Кароль серьёзно усмехнулся.
– Не знаю, дела так сегодня обстоят, что ничего пророчить нельзя. Не кажется мне, однако, чтобы это великое волнение сердец и умов, дало себя какими-то половинчатыми средствами остановить. Страна раздражена не одной этой минутой, но призывом долгих лет; не удовлетворится чем-либо. На сегодня, однако, будьте спокойны, дамы, ночь пройдёт тихо.
– Но что же, пан, вы, пожалуй, считаете меня за трусиху, я вовсе не боюсь, для меня речь идёт о стране, о Польше, о будущем, вы мне как ребёнку колеблете надежду на тишину и мир!
– Потому что, в самом деле, ничего больше в эти минуты поведать не могу, а завтра тысячью заслон закрыто.
Ещё ненадолго её заняв, Кароль, который был прямой, как на шпильках, попрощался и вышел.
Ядвига повела за ним глазами, пудель, который к нему ластился и лизал ему руки, как бы хотел его вернуть и задержать, проводил его даже до двери.
– Видите, тётя, какой скромный, какой приличный, а я скажу, гораздо лучшего образования, чем те, что тут у нас парижанам уподобляются. Я имела ловкость убедиться, что больше благородных чувств и деликатности в людях, которых это мнимое хорошее образование не испортило, чем, увы! в тех, что к цвету общества себя причисляют.
Тётка вздохнула.
– Ты видишь в нём все совершенства, а меня это пугает!
Позже обе смеялись над этим страхом и над той симпатией, долго разговаривали, пока тётя не начала позёвывать, и после полуночи потребовала пойти почивать. Ядвиге приходило в голову проведать своего пациента, но какое-то странное чувство отвращения её сдерживало, послала только доверенную служанку и всё, что было нужно больному.
Панна Ядвига совсем не могла объяснить себе того отвращения, какое чувствовала к герою, запертому в её покоях. При своём эгоистичном и смелом характере она бы, наверное, сто раз побежала к нему на помощь; какая-то неведомая сила останавливала её. Обдумав всё, что было нужно для удобства больного, собрав свои вещи и найдя повод остаться при тётке, дала ему спокойно болеть, не очень о нём заботясь.
Может, также влюблённые раненые, которых столько встречается в романах, отвратительно ординарным делали для неё этот случай. Не хотела быть героиней из романа и то ещё банальной и избитой. На самом деле, и пан Юлиуш не очень заслуживал сочувствия, принадлежал к тому свету панычей, над которым Ядвига безжалостно насмехалась. Скорее француз, чем поляк, человек без каких-либо убеждений, изношенный и выжитый, был для неё идеалом антипатичного существа. Жить начал в очень молодом возрасте, в двадцать пять лет был уже старый, холодный, а, что хуже всего, лживый.

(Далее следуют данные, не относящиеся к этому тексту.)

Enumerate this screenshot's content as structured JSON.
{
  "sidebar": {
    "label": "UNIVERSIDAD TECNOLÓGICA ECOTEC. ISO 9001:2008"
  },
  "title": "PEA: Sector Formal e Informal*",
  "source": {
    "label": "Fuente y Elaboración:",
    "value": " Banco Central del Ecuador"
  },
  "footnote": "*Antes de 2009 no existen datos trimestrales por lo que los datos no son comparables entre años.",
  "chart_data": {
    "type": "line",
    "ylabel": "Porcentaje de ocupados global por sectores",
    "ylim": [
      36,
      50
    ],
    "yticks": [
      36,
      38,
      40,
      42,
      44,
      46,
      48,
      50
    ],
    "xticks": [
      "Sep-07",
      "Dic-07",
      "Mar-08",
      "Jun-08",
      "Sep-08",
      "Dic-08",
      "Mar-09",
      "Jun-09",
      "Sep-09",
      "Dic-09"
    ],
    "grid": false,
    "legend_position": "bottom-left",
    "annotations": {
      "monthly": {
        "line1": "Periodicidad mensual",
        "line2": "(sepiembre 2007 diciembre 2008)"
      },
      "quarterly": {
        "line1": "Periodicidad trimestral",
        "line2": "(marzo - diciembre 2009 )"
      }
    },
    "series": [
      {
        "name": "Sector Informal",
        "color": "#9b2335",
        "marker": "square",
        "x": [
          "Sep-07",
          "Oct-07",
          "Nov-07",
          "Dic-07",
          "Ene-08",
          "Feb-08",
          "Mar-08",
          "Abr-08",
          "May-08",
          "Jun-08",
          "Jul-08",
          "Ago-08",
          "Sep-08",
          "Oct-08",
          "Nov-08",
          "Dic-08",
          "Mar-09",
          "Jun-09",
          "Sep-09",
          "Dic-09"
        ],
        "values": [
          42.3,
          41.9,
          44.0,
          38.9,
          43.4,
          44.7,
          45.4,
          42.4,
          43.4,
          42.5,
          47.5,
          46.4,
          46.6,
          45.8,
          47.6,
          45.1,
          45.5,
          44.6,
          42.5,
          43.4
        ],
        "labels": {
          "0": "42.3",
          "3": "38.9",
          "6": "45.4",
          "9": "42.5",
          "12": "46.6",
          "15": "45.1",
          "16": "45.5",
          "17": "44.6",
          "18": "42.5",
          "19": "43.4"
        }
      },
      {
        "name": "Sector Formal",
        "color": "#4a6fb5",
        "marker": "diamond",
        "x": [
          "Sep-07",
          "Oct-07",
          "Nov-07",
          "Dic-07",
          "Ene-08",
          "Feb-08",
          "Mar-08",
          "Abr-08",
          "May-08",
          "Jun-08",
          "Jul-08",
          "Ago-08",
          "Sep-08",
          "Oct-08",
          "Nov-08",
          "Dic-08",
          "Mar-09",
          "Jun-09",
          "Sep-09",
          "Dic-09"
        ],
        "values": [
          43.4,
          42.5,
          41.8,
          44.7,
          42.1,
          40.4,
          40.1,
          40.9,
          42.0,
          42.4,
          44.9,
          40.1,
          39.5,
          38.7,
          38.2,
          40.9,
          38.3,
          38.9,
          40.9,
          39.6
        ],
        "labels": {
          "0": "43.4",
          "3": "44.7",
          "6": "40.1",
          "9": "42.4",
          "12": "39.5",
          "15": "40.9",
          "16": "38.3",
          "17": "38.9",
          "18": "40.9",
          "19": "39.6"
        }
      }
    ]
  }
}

С горячим почитанием правды Ядвига в душе гнушалась всякой ложью, а находила её не только в словах этого человека, но в его движениях, физиономии, обхождении, взгляде. Сухой, высокий, блондин, пан Юлиуш, может, был бы приличным, если бы хотел быть собой, но, казалось, постоянно кому-то подражает, играет чью-то роль и невыносимо её перенимает.